I’ve been concerned about college access and success and trying to understand the factors that not only get people into school, but what school they’re choosing and what their outcomes are. Going far back, I was really concerned about issues of affordability, but we know it’s not just affordability, particularly when we think about issues of success. So then I started to focus on issues of academic preparation. That’s when you come to realize just how prevalent developmental and remedial education is in higher education, particularly for populations I care dearly about: low-income students, students of color, and first-generation college students. It had almost been this dirty little secret for so many colleges. Going back 15 years to when I was first starting on this topic, there wasn’t a tremendous amount of large-scale research done on developmental education. There was a great deal of smoke and hints at a major problem but not fire.

Another dimension that my research has thought about in terms of developmental education is the importance of information and the complexity of navigating systems. Our developmental education system is oftentimes built on a placement exam, and students often don’t realize they need to take the exam. Or they’re taking it several years after they last saw the material, and they don’t realize how high-stakes it is. Information becomes really important. Process becomes really important. And in some research that I’ve done, you find that students who are more affluent and have more social capital are much more likely to know how to avoid developmental education by retaking the exam multiple times so they can pass out of the requirement. Meanwhile, other students just take the exam once, and it confirms their worst fears—that they’re not academically prepared for college.

Why should educators care about education research?

That’s kind of an obvious question, because it’s like asking why do we care about having clean water? I think education is very complex, and if you’re an educator, you know it’s not as simple as standing up and feeding knowledge to students. Pedagogy and practice matter. The students are diverse and heterogeneous in what their needs are and what they bring to the table. Context matters. There’s just a great deal of complexity. And there are some things we know about education. There are some things we suspect or hypothesize. And then there’s a bunch of things we’re just really not sure about. And so research and the growing number of people who are really interested in education are trying to address these challenging issues.

What does equitable higher education funding look like, and what role do researchers play in making that vision a reality?

In some ways, it’s hard when you’re mapping dollars to educational outcomes, because, yes, we can measure returns in terms of jobs and wages, but that’s only part of the puzzle. We don’t have really, really great measures of actual learning, and it’s not as simple as if we were just thinking about a for-profit company that made widgets or something.

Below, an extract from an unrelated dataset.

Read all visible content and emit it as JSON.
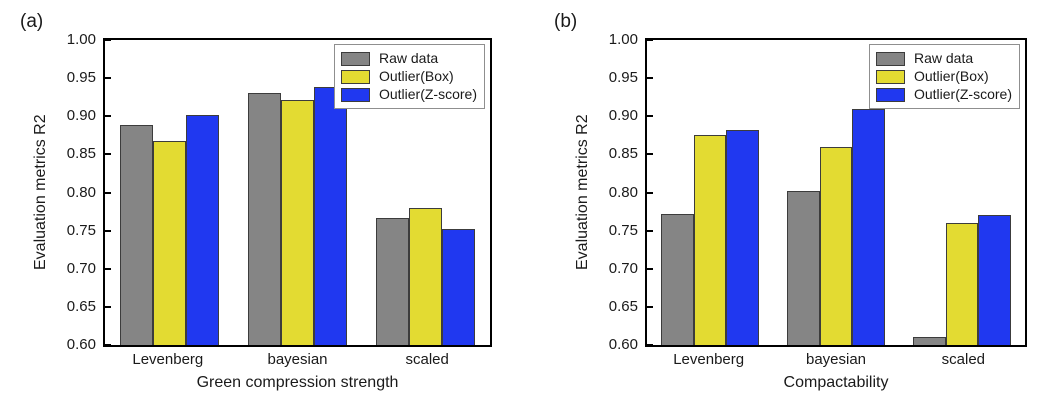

So what does equitable funding look like? Well, we know we’re very far away from it. The way that resources are distributed is segmented. There are massive differences in funding that do not correlate to what students’ needs are—and not just financial needs but academic needs and other kinds of support needs. We need to think about where we would get the most bang for our buck. I think that’s what researchers can help the field understand. What would actually improve persistence? What would actually improve other outcomes? Research can help us understand the challenges that students are facing. Sometimes they are the obvious academic preparation supports, but sometimes it’s less obvious. It’s bus passes and scheduling and so forth. With limited dollars, where should you make investments?

How are students in general and those in dev ed courses in particular affected when researchers apply an equity lens to their work?  

I think you have to be careful about it. I think the best research highlights the challenges large numbers of students are facing. Researchers can help systems understand how to meet the students where they are and not assume that they are full-time, full-year students who are dependent on their parents. In reality, they are actually balancing all of these other demands, and research can help bring more of that lens. Hopefully, it’s done in a careful way, and the factors in students’ lives are not just seen as deficits. For most students, education must fit into a rich life with many other demands, so how are they able to balance them?

How has attention to equity in education research changed over time, and what would you like to see from the field moving forward, specifically in developmental education?

I think equity is something that we definitely talk about a lot more in research, and this relates to what’s happening across the country overall. Right now, we have the highest levels of inequality since the census started measuring inequality. This is something we’re seeing in multiple dimensions, whether it’s work or housing or health care, but it’s so, so obvious in education. And we think of education as being a solution to some of these problems of inequality. So there’s definitely much more attention to equity, and as the population has become more diverse and as research has highlighted the diversity of students, you start to understand equity in a very different way. Not all students need the same things. They need very different things to have the same outcomes. Instead of just thinking about the average effects of a policy, we really need to think about the effects of a policy or intervention for different kinds of students. We’re just considering things with much more nuance, which I think is really important, and I’d like to see the field continue to go in that way.

Research is at a point where we realize all systems are not created equally, and so we also need to make sure we are thinking carefully about developmental ed. What are the characteristics of more successful systems, and for which kinds of students? My hope is, going forward, that we’ll continue to think in nuanced ways about what works for whom in what context.